The SEC and Gary Gensler had more meetings with SBF than with anyone else in crypto...and this happened. Why? Too many contributions? Too much focus on crafting regulation which would just help FTX? But Gary is supposed to be protecting investors...
 
Last edited:
That said, companies are still moving to blockchain.

It being a viable technology doesn't mean there's an opportunity for us guitar forum scrubs. The people who got rich on the dot com bubble and the home loans boom are the people who were already rich, and they got rich by getting penny ante types to buy in. It's just Marge and the Monorail, writ large, every time.

That's why I keep my money in magic beans. I'd let you in, but, y'know, it's more of a TGP thing.
 
I don't do this on my main phone. I do it on an android tablet. Why? I sometimes do banking on my phone so it is just a measure of security for future potential hacks.

Anyway, Pi isn't much of anything right now but mine it with a fraction of power from your device.


Pi is a new digital currency developed by Stanford PhDs, with over 35 million members worldwide. To claim your Pi, follow this link https://minepi.com/smorgdonkey and use my username (smorgdonkey) as your invitation code.
 
NEXO got raided so if anyone has stuff on that exchange, transfer it off to a wallet or something.

I just did as I don't want the added risk.

If you have earned NEXO tokens, you can exchange them on NEXO for another token and move that token off as well.

I don't know if anyone here used the exchange but just in case, I did what I outlined above.
 
Huge crypto crash.

Gary Gensler offered to be an informal advisor for Binance.

Gary Gensler said that 70% of the crypto market were not securities, just currencies.


And now Gary Gensler is head of the SEC making blanket statements about many crypto currencies being securities because he's desperate due to the position that he is in legally right now, and that position is that he is likely to lose the case vs Ripple.
 
I mis-read “staking” for “steaking” and never got the slab of meat that I expected.
Now my cryptocurrency is tied up, or something.

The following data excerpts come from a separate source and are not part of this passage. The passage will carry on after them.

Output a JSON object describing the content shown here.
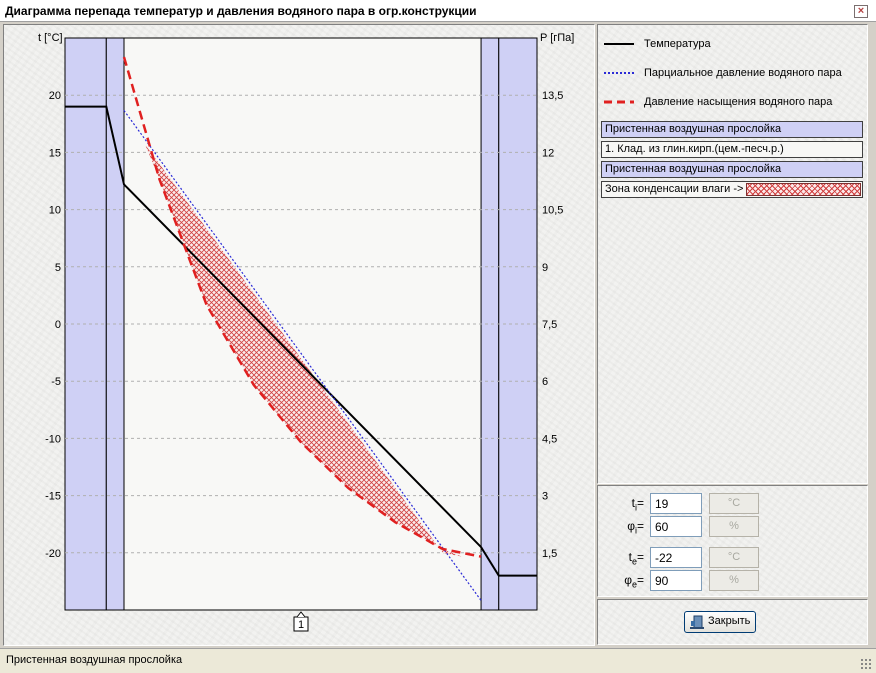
{
  "window": {
    "title": "Диаграмма перепада температур и давления водяного пара в огр.конструкции",
    "close_glyph": "×"
  },
  "legend": {
    "items": [
      {
        "label": "Температура",
        "color": "#000000",
        "style": "solid"
      },
      {
        "label": "Парциальное давление водяного пара",
        "color": "#2b2bd6",
        "style": "dotted"
      },
      {
        "label": "Давление насыщения водяного пара",
        "color": "#e02020",
        "style": "dashed"
      }
    ]
  },
  "layers": {
    "items": [
      "Пристенная воздушная прослойка",
      "1. Клад. из глин.кирп.(цем.-песч.р.)",
      "Пристенная воздушная прослойка"
    ],
    "condensation_label": "Зона конденсации влаги ->",
    "colors": {
      "air": "#cfd0f5",
      "condensation": "#d04040"
    }
  },
  "params": {
    "ti": {
      "sym": "t",
      "sub": "i",
      "value": "19",
      "unit": "°C"
    },
    "phii": {
      "sym": "φ",
      "sub": "i",
      "value": "60",
      "unit": "%"
    },
    "te": {
      "sym": "t",
      "sub": "e",
      "value": "-22",
      "unit": "°C"
    },
    "phie": {
      "sym": "φ",
      "sub": "e",
      "value": "90",
      "unit": "%"
    }
  },
  "close_button_label": "Закрыть",
  "status_text": "Пристенная воздушная прослойка",
  "chart_data": {
    "type": "line",
    "left_axis_label": "t [°C]",
    "right_axis_label": "P [гПа]",
    "left_ylim": [
      -25,
      25
    ],
    "left_ticks": [
      20,
      15,
      10,
      5,
      0,
      -5,
      -10,
      -15,
      -20
    ],
    "right_ylim": [
      0,
      15
    ],
    "right_ticks": [
      13.5,
      12,
      10.5,
      9,
      7.5,
      6,
      4.5,
      3,
      1.5
    ],
    "right_tick_labels": [
      "13,5",
      "12",
      "10,5",
      "9",
      "7,5",
      "6",
      "4,5",
      "3",
      "1,5"
    ],
    "grid": true,
    "layer_boundaries": [
      0,
      0.0875,
      0.125,
      0.8815,
      0.919,
      1
    ],
    "x_marker_label": "1",
    "x_marker_pos": 0.5,
    "series": [
      {
        "name": "Температура",
        "axis": "left",
        "color": "#000000",
        "x": [
          0,
          0.0875,
          0.125,
          0.8815,
          0.919,
          1
        ],
        "y": [
          19,
          19,
          12.2,
          -19.5,
          -22,
          -22
        ]
      },
      {
        "name": "Парциальное давление водяного пара",
        "axis": "right",
        "color": "#2b2bd6",
        "x": [
          0.125,
          0.8815
        ],
        "y": [
          13.1,
          0.25
        ]
      },
      {
        "name": "Давление насыщения водяного пара",
        "axis": "right",
        "color": "#e02020",
        "x": [
          0.125,
          0.2,
          0.3,
          0.4,
          0.5,
          0.6,
          0.7,
          0.8,
          0.8815
        ],
        "y": [
          14.5,
          11.3,
          8.0,
          5.9,
          4.4,
          3.2,
          2.3,
          1.6,
          1.4
        ]
      }
    ],
    "condensation_zone": {
      "x": [
        0.17,
        0.2,
        0.3,
        0.4,
        0.5,
        0.6,
        0.7,
        0.8,
        0.841
      ],
      "upper": [
        12.2,
        11.7,
        10.0,
        8.3,
        6.6,
        4.9,
        3.2,
        1.5,
        1.4
      ],
      "lower": [
        12.2,
        11.3,
        8.0,
        5.9,
        4.4,
        3.2,
        2.3,
        1.6,
        1.4
      ]
    }
  }
}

I don’t know how it works. They said I’d earn more. So, I clicked the button and it was done.
I should see “free” cryptocurrency in about 2 weeks from now.

All that I wanted was a steak.
Here’s hoping.
 
There is always a possibility...look at all of the fraudulent DotCom companies, look at all of the fraud that goes on in traditional finance, or other investing. I believe that there is a lot of fraud in government activity and taxation. There are bad players and the regulation which will hopefully come out of this will help a lot.

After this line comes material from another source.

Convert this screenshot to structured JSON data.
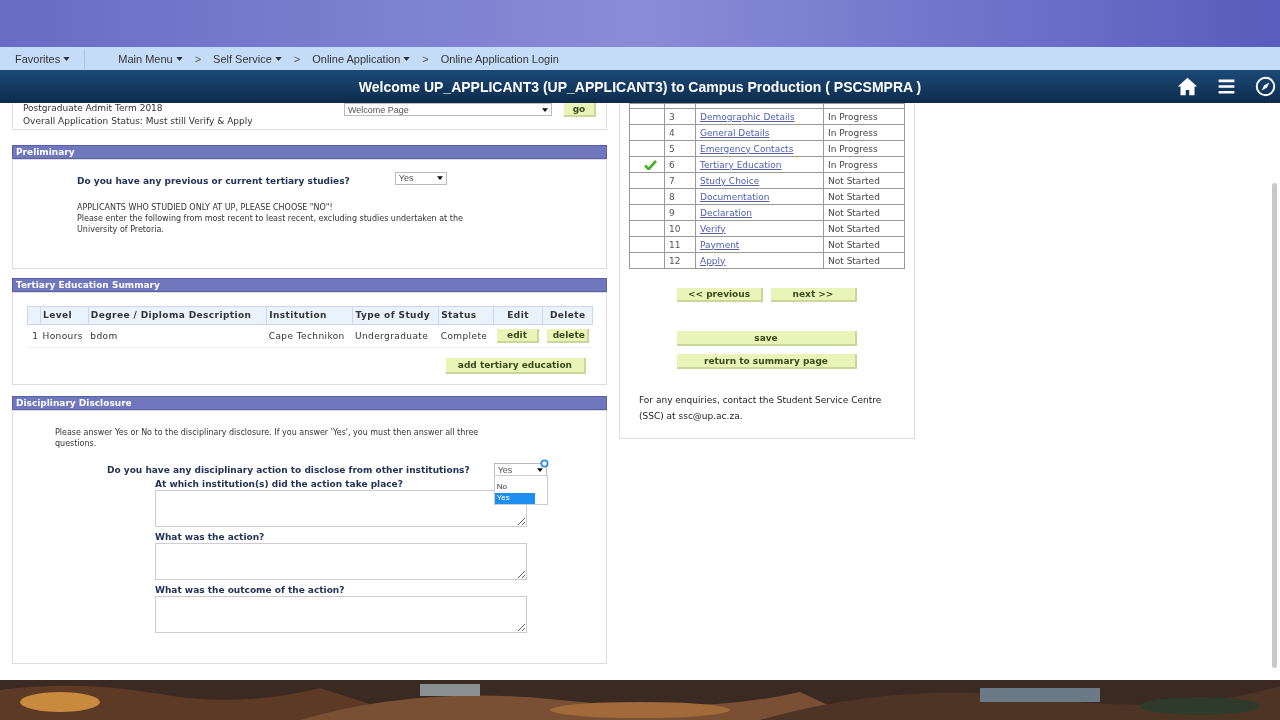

That said, companies are still moving to blockchain. That many DotCom companies were a joke and very poor investments, didn't make Apple and Microsoft junk...they still went on to be dominant in life in the developed world.

Look at what the fully regulated traditional finance banks did in 2008.


As for FTX... Sam owned 90% of Alameda and Wang owned 10%. There are about 10 people in this operation who are bad, bad people.

Or maybe what we’re seeing is people operating a financialized economy how it’s “supposed” to work — where wealthy investors and their partners (official and unofficial) in government, etc. do risky shit for big rewards via complex, abstract maneuvers to achieve “number go up” results that don’t really have much bearing on actual productivity, value adding, etc. Until, of course, something breaks and then it’s everyone’s problem as we bail out whatever most the recent scam was.

As I’m sure I’ve mentioned before re: crypto — if it ever actually threatens the money power of governments and the state-based system, it will be squeezed out by states because they have the legal/regulatory apparatus and actual ability to use serious force to protect their entrenched interests. Unless, of course, there’s some world historical disruption.

Crypto as an investment scheme seems like it has to stay in the realm of MLM for bros because actual success or actual serious scrutiny would imperil the whole thing.